Dans un appartement du douzième arrondissement de Paris, une retraitée de soixante-neuf ans — ancienne comptable dans une PME de logistique, quarante ans de cotisations derrière elle — pose ses relevés de compte sur la table de sa cuisine. Les chiffres n’ont pas bougé depuis plusieurs mois. La pension, oui. Les factures, non. Le gaz a encore augmenté. La mutuelle aussi. Elle ne se plaint pas à voix haute, mais elle regarde ces papiers avec une expression qui dit l’essentiel : quelque chose ne tient plus.
Pendant ce temps, à quelques arrêts de métro de là, dans les bureaux d’Agirc-Arrco avenue de Flandre, les comptes affichent des chiffres d’une tout autre nature.
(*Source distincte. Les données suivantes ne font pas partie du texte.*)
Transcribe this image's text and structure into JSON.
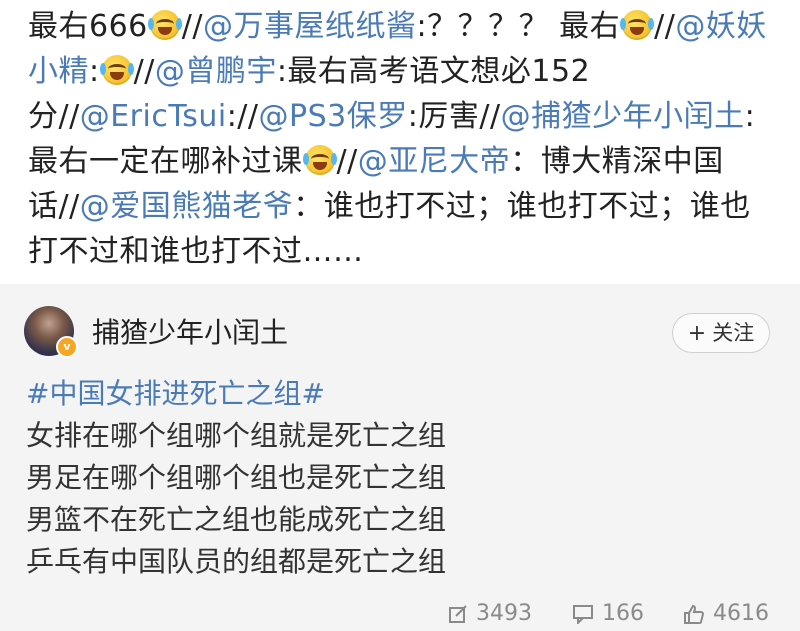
{
  "repost": {
    "segments": [
      {
        "t": "最右666",
        "c": "plain"
      },
      {
        "t": "emoji",
        "c": "emoji"
      },
      {
        "t": "//",
        "c": "plain"
      },
      {
        "t": "@万事屋纸纸酱",
        "c": "at"
      },
      {
        "t": ":？？？？ 最右",
        "c": "plain"
      },
      {
        "t": "emoji",
        "c": "emoji"
      },
      {
        "t": "//",
        "c": "plain"
      },
      {
        "t": "@妖妖小精",
        "c": "at"
      },
      {
        "t": ":",
        "c": "plain"
      },
      {
        "t": "emoji",
        "c": "emoji"
      },
      {
        "t": "//",
        "c": "plain"
      },
      {
        "t": "@曾鹏宇",
        "c": "at"
      },
      {
        "t": ":最右高考语文想必152分//",
        "c": "plain"
      },
      {
        "t": "@EricTsui",
        "c": "at"
      },
      {
        "t": "://",
        "c": "plain"
      },
      {
        "t": "@PS3保罗",
        "c": "at"
      },
      {
        "t": ":厉害//",
        "c": "plain"
      },
      {
        "t": "@捕猹少年小闰土",
        "c": "at"
      },
      {
        "t": ":最右一定在哪补过课",
        "c": "plain"
      },
      {
        "t": "emoji",
        "c": "emoji"
      },
      {
        "t": "//",
        "c": "plain"
      },
      {
        "t": "@亚尼大帝",
        "c": "at"
      },
      {
        "t": "：博大精深中国话//",
        "c": "plain"
      },
      {
        "t": "@爱国熊猫老爷",
        "c": "at"
      },
      {
        "t": "：谁也打不过；谁也打不过；谁也打不过和谁也打不过……",
        "c": "plain"
      }
    ]
  },
  "post": {
    "username": "捕猹少年小闰土",
    "follow_label": "关注",
    "topic": "#中国女排进死亡之组#",
    "lines": [
      "女排在哪个组哪个组就是死亡之组",
      "男足在哪个组哪个组也是死亡之组",
      "男篮不在死亡之组也能成死亡之组",
      "乒乓有中国队员的组都是死亡之组"
    ],
    "reposts": "3493",
    "comments": "166",
    "likes": "4616"
  },
  "colors": {
    "link": "#4a7bb7",
    "bg": "#f4f4f4"
  }
}
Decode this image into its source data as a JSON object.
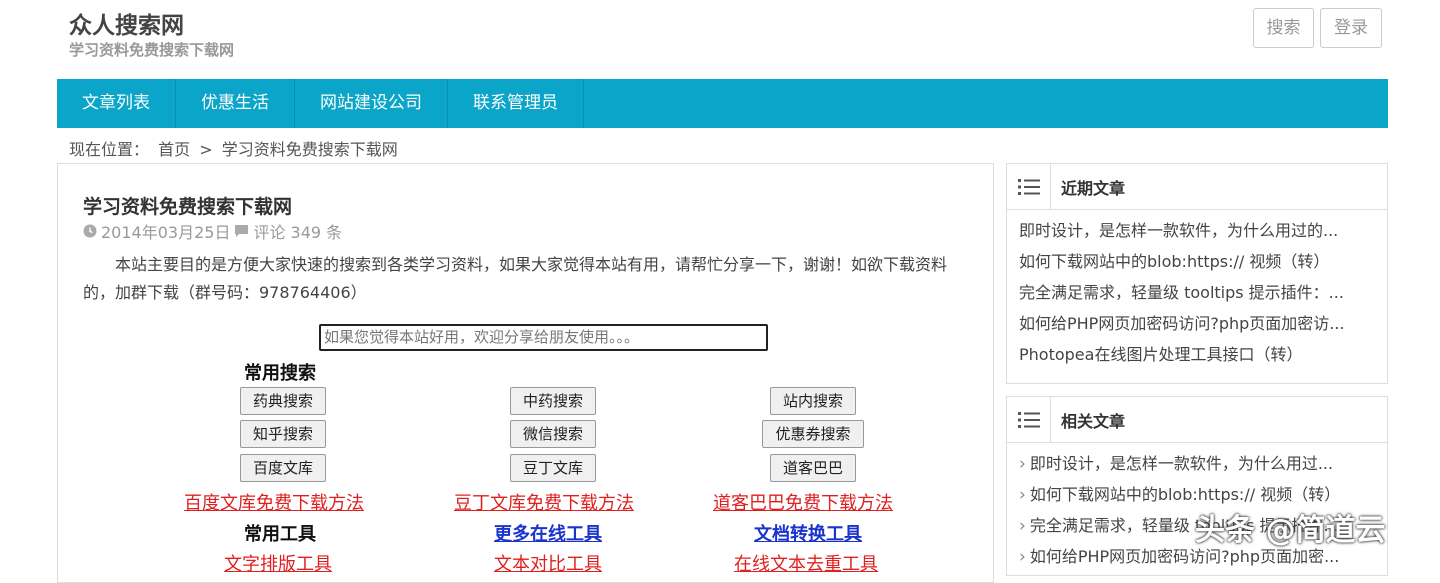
{
  "header": {
    "site_title": "众人搜索网",
    "site_subtitle": "学习资料免费搜索下载网",
    "search_button": "搜索",
    "login_button": "登录"
  },
  "nav": {
    "items": [
      "文章列表",
      "优惠生活",
      "网站建设公司",
      "联系管理员"
    ]
  },
  "breadcrumb": {
    "label": "现在位置：",
    "home": "首页",
    "sep": ">",
    "current": "学习资料免费搜索下载网"
  },
  "post": {
    "title": "学习资料免费搜索下载网",
    "date": "2014年03月25日",
    "comments": "评论 349 条",
    "body": "本站主要目的是方便大家快速的搜索到各类学习资料，如果大家觉得本站有用，请帮忙分享一下，谢谢！如欲下载资料的，加群下载（群号码：978764406）",
    "share_text": "如果您觉得本站好用，欢迎分享给朋友使用。。。"
  },
  "tools": {
    "common_search_heading": "常用搜索",
    "buttons": [
      "药典搜索",
      "中药搜索",
      "站内搜索",
      "知乎搜索",
      "微信搜索",
      "优惠券搜索",
      "百度文库",
      "豆丁文库",
      "道客巴巴"
    ],
    "download_links": [
      "百度文库免费下载方法",
      "豆丁文库免费下载方法",
      "道客巴巴免费下载方法"
    ],
    "common_tools_heading": "常用工具",
    "more_tools": "更多在线工具",
    "doc_convert": "文档转换工具",
    "bottom_links": [
      "文字排版工具",
      "文本对比工具",
      "在线文本去重工具"
    ]
  },
  "sidebar": {
    "recent_title": "近期文章",
    "recent_items": [
      "即时设计，是怎样一款软件，为什么用过的...",
      "如何下载网站中的blob:https:// 视频（转）",
      "完全满足需求，轻量级 tooltips 提示插件：...",
      "如何给PHP网页加密码访问?php页面加密访...",
      "Photopea在线图片处理工具接口（转）"
    ],
    "related_title": "相关文章",
    "related_items": [
      "即时设计，是怎样一款软件，为什么用过...",
      "如何下载网站中的blob:https:// 视频（转）",
      "完全满足需求，轻量级 tooltips 提示插件...",
      "如何给PHP网页加密码访问?php页面加密..."
    ]
  },
  "watermark": "头条 @简道云",
  "colors": {
    "nav_bg": "#0aa5c8",
    "link_red": "#e02020",
    "link_blue": "#1a33cc"
  }
}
Le régime complémentaire des salariés du secteur privé — le système dans lequel cette retraitée a cotisé tout au long de sa carrière — présente un excédent projeté de 1,4 milliard d’euros à l’horizon 2027. Les réserves cumulées du régime se chiffrent en dizaines de milliards. Ce n’est pas un fonds en difficulté. C’est l’un des régimes de retraite complémentaire les mieux capitalisés d’Europe.
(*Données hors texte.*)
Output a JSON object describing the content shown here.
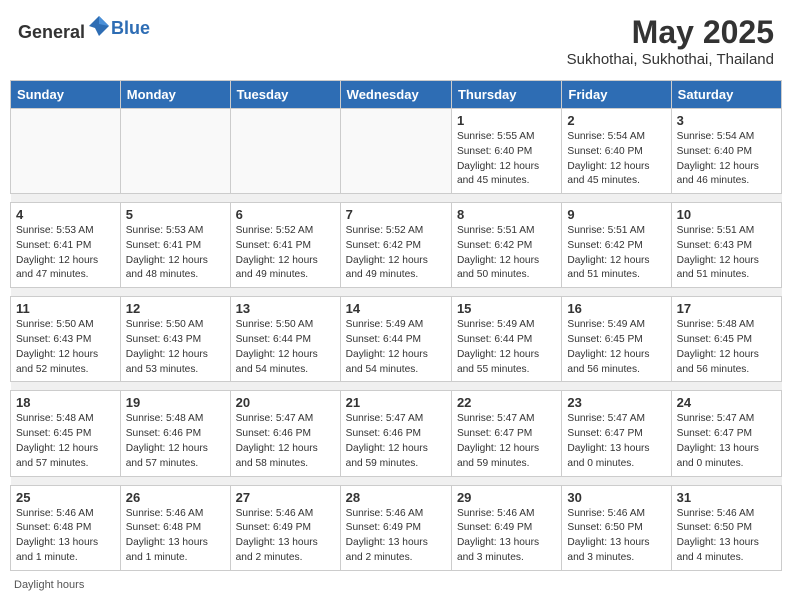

La question que posent aujourd’hui les organisations syndicales, et que beaucoup de retraités formulent avec moins de ménagement, est celle-ci : comment justifier le gel des pensions face à une telle réalité financière ? La réponse du gouvernement, formulée avec le vocabulaire habituel de la rigueur budgétaire, repose sur une distinction technique entre le régime complémentaire — géré paritairement par les partenaires sociaux, Agirc-Arrco — et le régime de base, relevant de l’État. C’est ce dernier qui fait l’objet des mesures de gel ou de retard d’indexation, dans un contexte où Paris cherche à ramener son déficit public dans les limites imposées par Bruxelles. L’argument est juridiquement cohérent. Il est politiquement difficile à défendre quand les deux systèmes coexistent dans l’esprit des retraités comme les deux jambes d’un même droit acquis.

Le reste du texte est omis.